Robert Wagner only had two things going for him. He was talented and he was gorgeous. With those two handicaps, what else could he do but become a star? The term "Dreamboat" best describes Wagner in his early days in Hollywood. He was the fresh- faced kid who resembled your best friend's big brother you always had a crush on. He was also lucky. Early on he was noticed and eventually mentored by gay actor Clifton Webb. Webb made sure that he was seen by the most important people in the business and helped him secure parts in several widely seen and popular films at 20th Century Fox, among them: With A Song In My Heart (1952) with Susan Hayward, where his shell shocked soldier made him an instant sensation and two with Webb, Stars and Stripes Forever (1952) and Titanic (1953), the latter also starring Barbara Stanwyck, with whom he allegedly had an on-going "May/December" affair prior to his marriage to fledgling starlet Nathalie Wood.
Above: Rock Hudson
JOAN CRAWFORD: 1905-1977
Joan Crawford loved men and she liked sex.

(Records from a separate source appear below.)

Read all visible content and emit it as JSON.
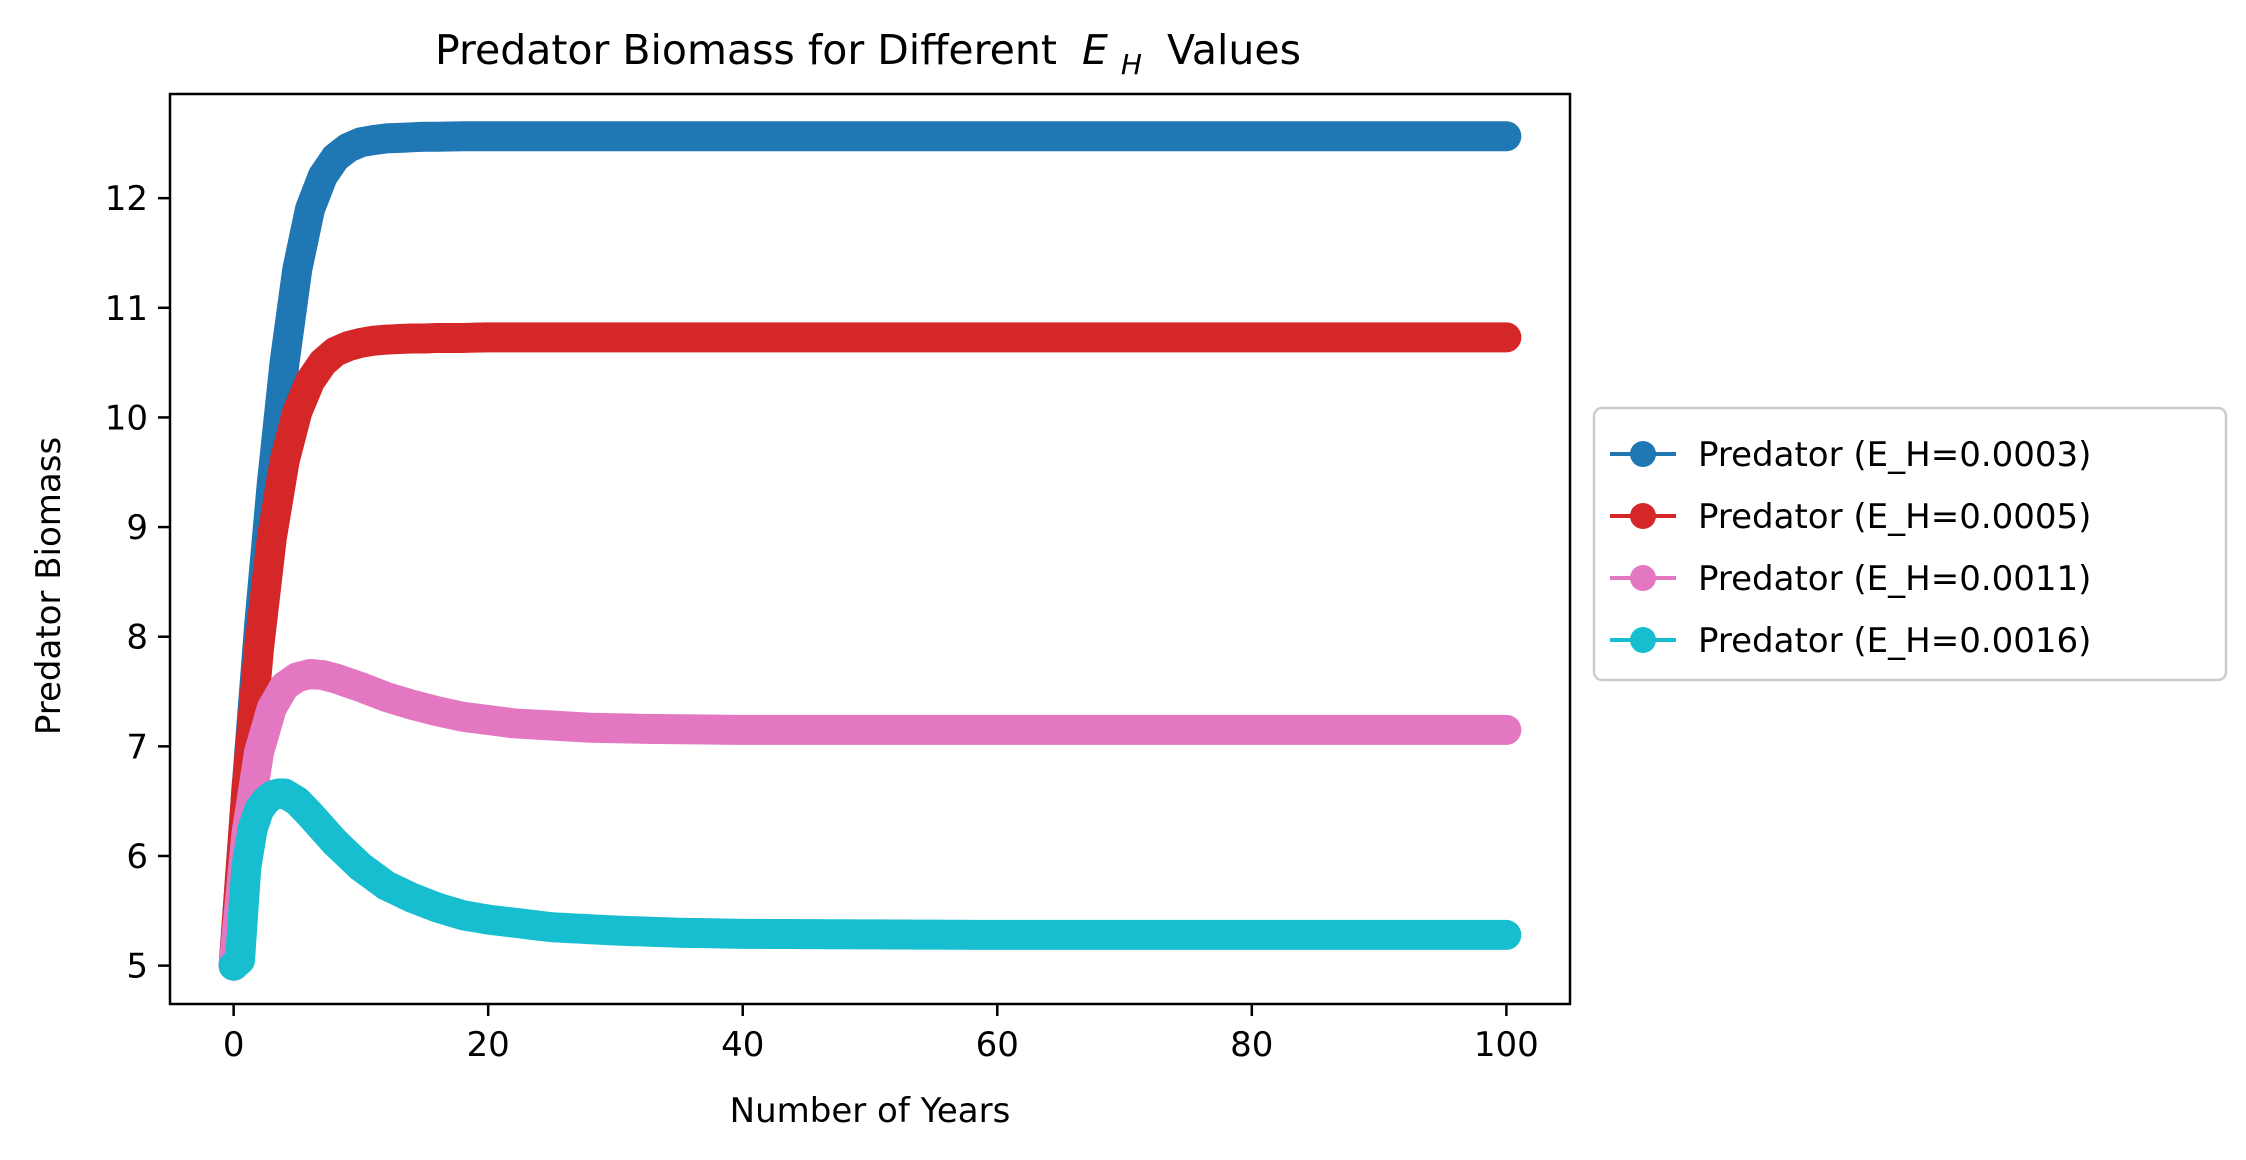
{
  "chart_data": {
    "type": "line",
    "title": "Predator Biomass for Different",
    "title_math": {
      "base": "E",
      "sub": "H"
    },
    "title_suffix": "Values",
    "xlabel": "Number of Years",
    "ylabel": "Predator Biomass",
    "xlim": [
      -5,
      105
    ],
    "ylim": [
      4.65,
      12.95
    ],
    "x_ticks": [
      0,
      20,
      40,
      60,
      80,
      100
    ],
    "x_tick_labels": [
      "0",
      "20",
      "40",
      "60",
      "80",
      "100"
    ],
    "y_ticks": [
      5,
      6,
      7,
      8,
      9,
      10,
      11,
      12
    ],
    "y_tick_labels": [
      "5",
      "6",
      "7",
      "8",
      "9",
      "10",
      "11",
      "12"
    ],
    "grid": false,
    "legend_position": "outside-right",
    "x_start": 0,
    "x_end": 100,
    "x_step": 0.5,
    "series": [
      {
        "name": "Predator (E_H=0.0003)",
        "color": "#1f77b4",
        "x": [
          0,
          1,
          2,
          3,
          4,
          5,
          6,
          7,
          8,
          9,
          10,
          11,
          12,
          13,
          14,
          15,
          16,
          18,
          20,
          25,
          30,
          40,
          60,
          80,
          100
        ],
        "y": [
          5.0,
          6.6,
          8.1,
          9.4,
          10.5,
          11.35,
          11.9,
          12.2,
          12.37,
          12.46,
          12.51,
          12.53,
          12.545,
          12.55,
          12.555,
          12.56,
          12.56,
          12.565,
          12.565,
          12.565,
          12.565,
          12.565,
          12.565,
          12.565,
          12.565
        ]
      },
      {
        "name": "Predator (E_H=0.0005)",
        "color": "#d62728",
        "x": [
          0,
          1,
          2,
          3,
          4,
          5,
          6,
          7,
          8,
          9,
          10,
          11,
          12,
          13,
          14,
          15,
          16,
          18,
          20,
          25,
          30,
          40,
          60,
          80,
          100
        ],
        "y": [
          5.0,
          6.6,
          7.9,
          8.9,
          9.6,
          10.05,
          10.33,
          10.5,
          10.6,
          10.65,
          10.68,
          10.7,
          10.71,
          10.715,
          10.72,
          10.72,
          10.725,
          10.725,
          10.73,
          10.73,
          10.73,
          10.73,
          10.73,
          10.73,
          10.73
        ]
      },
      {
        "name": "Predator (E_H=0.0011)",
        "color": "#e377c2",
        "x": [
          0,
          1,
          2,
          3,
          4,
          5,
          6,
          7,
          8,
          9,
          10,
          12,
          14,
          16,
          18,
          20,
          22,
          25,
          28,
          32,
          36,
          40,
          50,
          60,
          80,
          100
        ],
        "y": [
          5.0,
          6.2,
          6.95,
          7.35,
          7.55,
          7.63,
          7.66,
          7.65,
          7.62,
          7.58,
          7.54,
          7.45,
          7.38,
          7.32,
          7.27,
          7.24,
          7.21,
          7.19,
          7.17,
          7.16,
          7.155,
          7.15,
          7.15,
          7.15,
          7.15,
          7.15
        ]
      },
      {
        "name": "Predator (E_H=0.0016)",
        "color": "#17becf",
        "x": [
          0,
          0.5,
          1,
          1.5,
          2,
          2.5,
          3,
          3.5,
          4,
          5,
          6,
          7,
          8,
          10,
          12,
          14,
          16,
          18,
          20,
          25,
          30,
          35,
          40,
          50,
          60,
          80,
          100
        ],
        "y": [
          5.0,
          5.05,
          5.9,
          6.25,
          6.42,
          6.5,
          6.55,
          6.57,
          6.57,
          6.5,
          6.38,
          6.25,
          6.12,
          5.9,
          5.73,
          5.62,
          5.53,
          5.46,
          5.42,
          5.35,
          5.32,
          5.3,
          5.29,
          5.285,
          5.28,
          5.28,
          5.28
        ]
      }
    ]
  }
}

She surrounded herself with gorgeous hunks, both straight and gay. Her escorts were expected to be handsome, suave, polite, good conversationalists, but to know their place, expert dancers, eventual seducers and to be completely attentive to her every need. Wait, I say that like it's a bad thing! I love Joan. I always have. I find her compulsively watchable. Particularly when she carries a gun. I particularly love the ten year period of her career where she embraced Film Noir, from Mildred Pierce (1945) to Queen Bee (1955). Here she played the supreme Bitch Goddess, who would just as soon shoot her man as sleep with him. Yes, there's the eyebrows, the huge, padded shoulders that resemble a Green Bay Packer's and the mouth with it's slash of lip stick that got broader and broader as the years went by. There's the face in general, that seemed to turn to granite with each decade, like the fifth face on Mt. Rushmore. But, not unlike John Wayne, she could "carry a picture." Regardless of what's been said about her since the "Mommie Dearest" debacle, and I don't doubt that a lot of it was true, Joan Crawford was undeniably a star.